European stocks pared earlier declines and mostly rose (.STOXX)while Wall Street’s main indices, already bracing for another aggressive hike in US interest rates later in the day, opened higher on Wednesday.

“In January and February, when Russian troops were mobilized, it was wrongly interpreted by market participants as a ruse to increase Putin’s negotiating clout, but then Putin exceeded expectations by opting for a full invasion of Ukraine,” said Tina Fordham. , independent geopolitical strategist and founder of Fordham Global Foresight.

“The most significant aspect of what the markets are not pricing in right now is the possibility of Russia using an unconventional weapon, that is, a tactical chemical weapon or a nuclear weapon,” he added, noting that Putin had made some threatening comments. in this sense about the “blowing wind”.

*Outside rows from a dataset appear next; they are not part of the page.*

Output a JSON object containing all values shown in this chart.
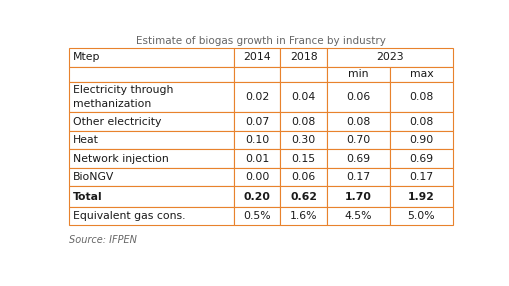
{
  "title": "Estimate of biogas growth in France by industry",
  "source": "Source: IFPEN",
  "rows": [
    {
      "label": "Electricity through\nmethanization",
      "v2014": "0.02",
      "v2018": "0.04",
      "vmin": "0.06",
      "vmax": "0.08",
      "bold": false,
      "tall": true
    },
    {
      "label": "Other electricity",
      "v2014": "0.07",
      "v2018": "0.08",
      "vmin": "0.08",
      "vmax": "0.08",
      "bold": false,
      "tall": false
    },
    {
      "label": "Heat",
      "v2014": "0.10",
      "v2018": "0.30",
      "vmin": "0.70",
      "vmax": "0.90",
      "bold": false,
      "tall": false
    },
    {
      "label": "Network injection",
      "v2014": "0.01",
      "v2018": "0.15",
      "vmin": "0.69",
      "vmax": "0.69",
      "bold": false,
      "tall": false
    },
    {
      "label": "BioNGV",
      "v2014": "0.00",
      "v2018": "0.06",
      "vmin": "0.17",
      "vmax": "0.17",
      "bold": false,
      "tall": false
    },
    {
      "label": "Total",
      "v2014": "0.20",
      "v2018": "0.62",
      "vmin": "1.70",
      "vmax": "1.92",
      "bold": true,
      "tall": false
    },
    {
      "label": "Equivalent gas cons.",
      "v2014": "0.5%",
      "v2018": "1.6%",
      "vmin": "4.5%",
      "vmax": "5.0%",
      "bold": false,
      "tall": false
    }
  ],
  "border_color": "#E8822D",
  "text_color": "#1a1a1a",
  "title_color": "#666666",
  "source_color": "#666666",
  "font_size": 7.8,
  "title_font_size": 7.5,
  "source_font_size": 7.0
}
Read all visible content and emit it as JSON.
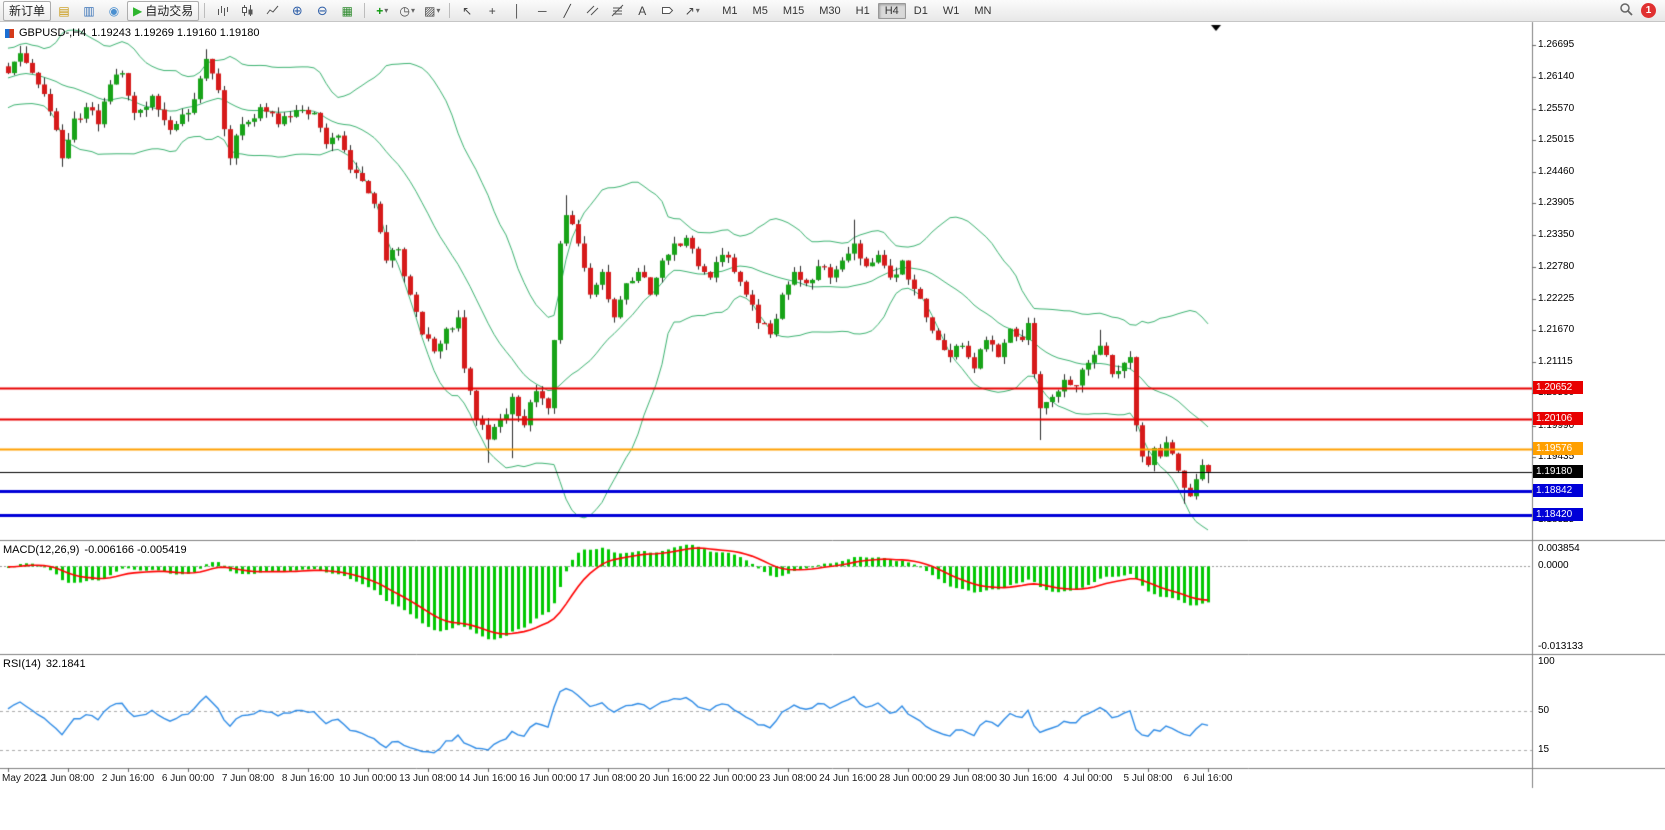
{
  "colors": {
    "candle-up": "#17A317",
    "candle-down": "#D61A1A",
    "wick": "#2B2B2B",
    "bollinger": "#3CB371",
    "macd-histogram": "#00C800",
    "macd-signal": "#FF0000",
    "rsi-line": "#2E8BE6",
    "level-red": "#E80000",
    "level-orange": "#FFA000",
    "level-blue": "#0000D8",
    "badge-red": "#E03030",
    "autotrading-green": "#2DB52D"
  },
  "toolbar": {
    "new_order_label": "新订单",
    "autotrading_label": "自动交易",
    "notification_count": "1",
    "active_timeframe": "H4",
    "glyphs": {
      "market_watch": "▤",
      "data_window": "▥",
      "community": "◉",
      "autotrading_play": "▶",
      "zoom_in": "⊕",
      "zoom_out": "⊖",
      "tile_windows": "▦",
      "indicators_plus": "+",
      "periods_clock": "◷",
      "templates": "▨",
      "cursor": "↖",
      "crosshair": "+",
      "vertical_line": "│",
      "horizontal_line": "─",
      "trendline": "╱",
      "text_tool": "A",
      "arrows_tool": "↗",
      "dropdown": "▾"
    },
    "timeframes": [
      {
        "label": "M1"
      },
      {
        "label": "M5"
      },
      {
        "label": "M15"
      },
      {
        "label": "M30"
      },
      {
        "label": "H1"
      },
      {
        "label": "H4"
      },
      {
        "label": "D1"
      },
      {
        "label": "W1"
      },
      {
        "label": "MN"
      }
    ]
  },
  "chart_data": {
    "type": "candlestick",
    "title": "GBPUSD-,H4",
    "ohlc_text": "1.19243 1.19269 1.19160 1.19180",
    "price_axis": {
      "top_price": 1.271,
      "bottom_price": 1.1798,
      "labels": [
        "1.26695",
        "1.26140",
        "1.25570",
        "1.25015",
        "1.24460",
        "1.23905",
        "1.23350",
        "1.22780",
        "1.22225",
        "1.21670",
        "1.21115",
        "1.20560",
        "1.19990",
        "1.19435",
        "1.18880",
        "1.18325"
      ]
    },
    "time_axis_labels": [
      "May 2022",
      "1 Jun 08:00",
      "2 Jun 16:00",
      "6 Jun 00:00",
      "7 Jun 08:00",
      "8 Jun 16:00",
      "10 Jun 00:00",
      "13 Jun 08:00",
      "14 Jun 16:00",
      "16 Jun 00:00",
      "17 Jun 08:00",
      "20 Jun 16:00",
      "22 Jun 00:00",
      "23 Jun 08:00",
      "24 Jun 16:00",
      "28 Jun 00:00",
      "29 Jun 08:00",
      "30 Jun 16:00",
      "4 Jul 00:00",
      "5 Jul 08:00",
      "6 Jul 16:00"
    ],
    "num_candles": 201,
    "close_anchors": [
      [
        0,
        1.262
      ],
      [
        2,
        1.2655
      ],
      [
        5,
        1.26
      ],
      [
        8,
        1.252
      ],
      [
        9,
        1.247
      ],
      [
        11,
        1.254
      ],
      [
        13,
        1.256
      ],
      [
        15,
        1.253
      ],
      [
        17,
        1.26
      ],
      [
        19,
        1.262
      ],
      [
        21,
        1.255
      ],
      [
        24,
        1.258
      ],
      [
        27,
        1.252
      ],
      [
        30,
        1.255
      ],
      [
        33,
        1.2645
      ],
      [
        35,
        1.259
      ],
      [
        37,
        1.247
      ],
      [
        39,
        1.253
      ],
      [
        42,
        1.256
      ],
      [
        45,
        1.253
      ],
      [
        48,
        1.2555
      ],
      [
        51,
        1.255
      ],
      [
        53,
        1.2495
      ],
      [
        55,
        1.251
      ],
      [
        57,
        1.245
      ],
      [
        59,
        1.243
      ],
      [
        61,
        1.239
      ],
      [
        63,
        1.229
      ],
      [
        65,
        1.231
      ],
      [
        67,
        1.223
      ],
      [
        69,
        1.216
      ],
      [
        71,
        1.213
      ],
      [
        73,
        1.217
      ],
      [
        75,
        1.219
      ],
      [
        76,
        1.21
      ],
      [
        78,
        1.201
      ],
      [
        80,
        1.1975
      ],
      [
        82,
        1.201
      ],
      [
        84,
        1.205
      ],
      [
        86,
        1.2
      ],
      [
        88,
        1.206
      ],
      [
        90,
        1.203
      ],
      [
        91,
        1.215
      ],
      [
        92,
        1.232
      ],
      [
        93,
        1.237
      ],
      [
        95,
        1.232
      ],
      [
        97,
        1.223
      ],
      [
        99,
        1.227
      ],
      [
        101,
        1.219
      ],
      [
        103,
        1.225
      ],
      [
        105,
        1.227
      ],
      [
        107,
        1.223
      ],
      [
        109,
        1.229
      ],
      [
        111,
        1.232
      ],
      [
        113,
        1.233
      ],
      [
        115,
        1.228
      ],
      [
        117,
        1.226
      ],
      [
        119,
        1.23
      ],
      [
        121,
        1.227
      ],
      [
        123,
        1.223
      ],
      [
        125,
        1.218
      ],
      [
        127,
        1.216
      ],
      [
        129,
        1.223
      ],
      [
        131,
        1.227
      ],
      [
        133,
        1.225
      ],
      [
        135,
        1.228
      ],
      [
        137,
        1.226
      ],
      [
        139,
        1.229
      ],
      [
        141,
        1.232
      ],
      [
        143,
        1.228
      ],
      [
        145,
        1.23
      ],
      [
        147,
        1.226
      ],
      [
        149,
        1.229
      ],
      [
        151,
        1.224
      ],
      [
        153,
        1.219
      ],
      [
        155,
        1.215
      ],
      [
        157,
        1.212
      ],
      [
        159,
        1.214
      ],
      [
        161,
        1.21
      ],
      [
        163,
        1.215
      ],
      [
        165,
        1.212
      ],
      [
        167,
        1.217
      ],
      [
        169,
        1.215
      ],
      [
        170,
        1.218
      ],
      [
        171,
        1.209
      ],
      [
        172,
        1.203
      ],
      [
        174,
        1.205
      ],
      [
        176,
        1.208
      ],
      [
        178,
        1.207
      ],
      [
        180,
        1.211
      ],
      [
        182,
        1.214
      ],
      [
        184,
        1.209
      ],
      [
        186,
        1.211
      ],
      [
        187,
        1.212
      ],
      [
        188,
        1.2
      ],
      [
        189,
        1.1945
      ],
      [
        190,
        1.193
      ],
      [
        191,
        1.196
      ],
      [
        192,
        1.1945
      ],
      [
        193,
        1.197
      ],
      [
        194,
        1.195
      ],
      [
        195,
        1.192
      ],
      [
        196,
        1.189
      ],
      [
        197,
        1.1875
      ],
      [
        198,
        1.1905
      ],
      [
        199,
        1.193
      ],
      [
        200,
        1.1918
      ]
    ],
    "wick_overrides": [
      {
        "i": 2,
        "high": 1.2668
      },
      {
        "i": 9,
        "low": 1.2455
      },
      {
        "i": 33,
        "high": 1.2662
      },
      {
        "i": 37,
        "low": 1.2458
      },
      {
        "i": 80,
        "low": 1.1934
      },
      {
        "i": 84,
        "low": 1.1942
      },
      {
        "i": 93,
        "high": 1.2405
      },
      {
        "i": 141,
        "high": 1.2362
      },
      {
        "i": 161,
        "low": 1.2092
      },
      {
        "i": 172,
        "low": 1.1974
      },
      {
        "i": 182,
        "high": 1.2168
      },
      {
        "i": 196,
        "low": 1.1862
      },
      {
        "i": 200,
        "low": 1.1898
      }
    ],
    "levels": [
      {
        "price": 1.20652,
        "label": "1.20652",
        "color": "#E80000",
        "line_width": 2
      },
      {
        "price": 1.20106,
        "label": "1.20106",
        "color": "#E80000",
        "line_width": 2
      },
      {
        "price": 1.19576,
        "label": "1.19576",
        "color": "#FFA000",
        "line_width": 2
      },
      {
        "price": 1.1918,
        "label": "1.19180",
        "color": "#000000",
        "line_width": 1
      },
      {
        "price": 1.18842,
        "label": "1.18842",
        "color": "#0000D8",
        "line_width": 3
      },
      {
        "price": 1.1842,
        "label": "1.18420",
        "color": "#0000D8",
        "line_width": 3
      }
    ],
    "bollinger": {
      "period": 20,
      "deviation": 2
    },
    "macd": {
      "label": "MACD(12,26,9)",
      "value_text": "-0.006166 -0.005419",
      "fast": 12,
      "slow": 26,
      "signal": 9,
      "max": 0.003854,
      "min": -0.013133,
      "axis_labels": [
        "0.003854",
        "0.0000",
        "-0.013133"
      ]
    },
    "rsi": {
      "label": "RSI(14)",
      "value_text": "32.1841",
      "period": 14,
      "axis_labels": [
        {
          "value": 100,
          "text": "100"
        },
        {
          "value": 50,
          "text": "50"
        },
        {
          "value": 15,
          "text": "15"
        }
      ],
      "level_lines": [
        50,
        15
      ]
    }
  }
}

Fordham said that while Putin would probably stop short of a full-blown unconventional attack, it was very much in his “playbook” to cause maximum instability.

The costs of war

The costs of war

The MSCI World Stock Index is down 21% this year and the Europe STOXX 600 Index is down 16%; both are poised for their worst year since 2008, when the global financial crisis hit. The Russian invasion of Ukraine, initially perceived as an outlier, dealt a further blow to global markets still adjusting to a decades-long period of high inflation and a sharp rise in Federal Reserve and Bank borrowing costs. Central European. .

Europe in particular has suffered as Russia cut off gas supplies, driving up energy prices in a pressure on consumers and businesses that has increased the risk of recession.

Germany and Italy’s dependence on Russia has made their stock markets among the world’s worst performers this year. Those close to the fighting, including Poland and Hungary, have also seen their local markets hit. Investors have also dumped bonds from countries with high gas or wheat import costs.

Stock markets are the most affected by the war between Russia and Ukraine

Stock markets are the most affected by the war between Russia and Ukraine

Chris Weafer, chief executive of Macro-Advisory, a consultancy that advises companies on doing business in Russia, said Moscow was bracing for a long conflict, including continued reductions in energy supplies, and that it could face Better confrontation than Europe.

“There was a feeling in Europe that Russia would seek a compromise. Today’s announcement makes it clear that this is wrong,” he said. “Russia is digging in for the long haul. They are prepared to resist.”

Arne Petimezas, a senior analyst at AFS Group in the Netherlands, said Putin was being underestimated.

“It has climbed every time. For him, it is life or death. I don’t see why his next move will be de-escalation unless he wins,” Petimezas said.